In 1817 she married Charles Pearson, who later became the solicitor to the City of London and a member of parliament. Following her marriage, she continued her study of the old masters, as well as painting portraits and some landscapes. She won silver medals for views of the Rhine, and of Bodiam Castle.

She exhibited 31 works, almost all portraits, at the Royal Academy between 1821 and 1842. She was an early member of the Society of British Artists, and exhibited 37 works at their gallery in Suffolk Street. Reviewing her portrait of Lady Mostyn, shown there in 1834, the critic of Arnold's Magazine of the Fine Arts said

The portraits by Mrs. Pearson have ever an air of identity about them, and in the opinion of many, this, after all, in portraiture, is the only quality that the artist need to be so very solicitous to produce. The head of Lady Mostyn, however, is worthy of higher note.

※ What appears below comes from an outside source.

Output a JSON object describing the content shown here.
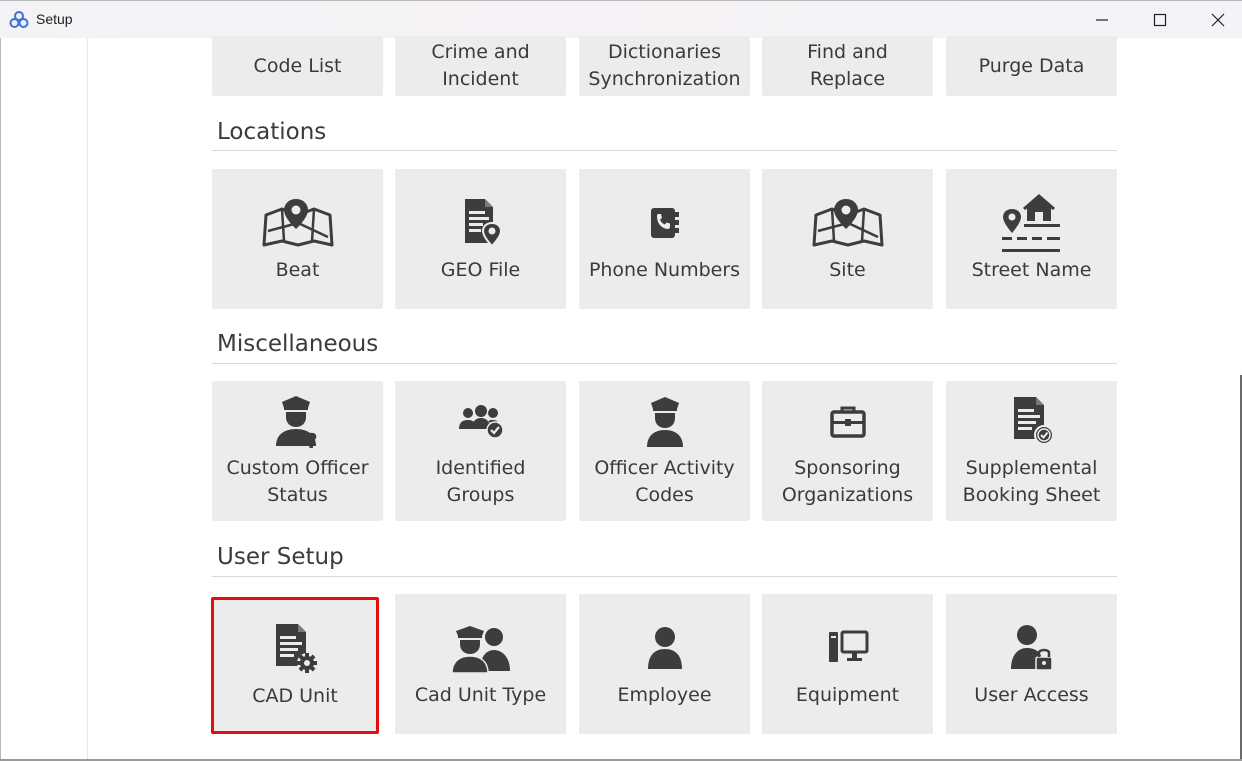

When her husband developed a site in Westminster, on the south side of St James's Park, the block of buildings constructed included both offices for himself, and a studio and gallery for his wife.

She painted numerous portraits of leading figures in the Corporation of London, including several Lord Mayors.The Times, reviewing her painting of one of them, William Taylor Copeland, shown at the Royal Academy in 1836, said that, in the light of her civic portraits, "the least the Corporation of London could do, would be to present the fair delineator of their well-fed countenances with the freedom of the city, emblazoned on a rosewood palette".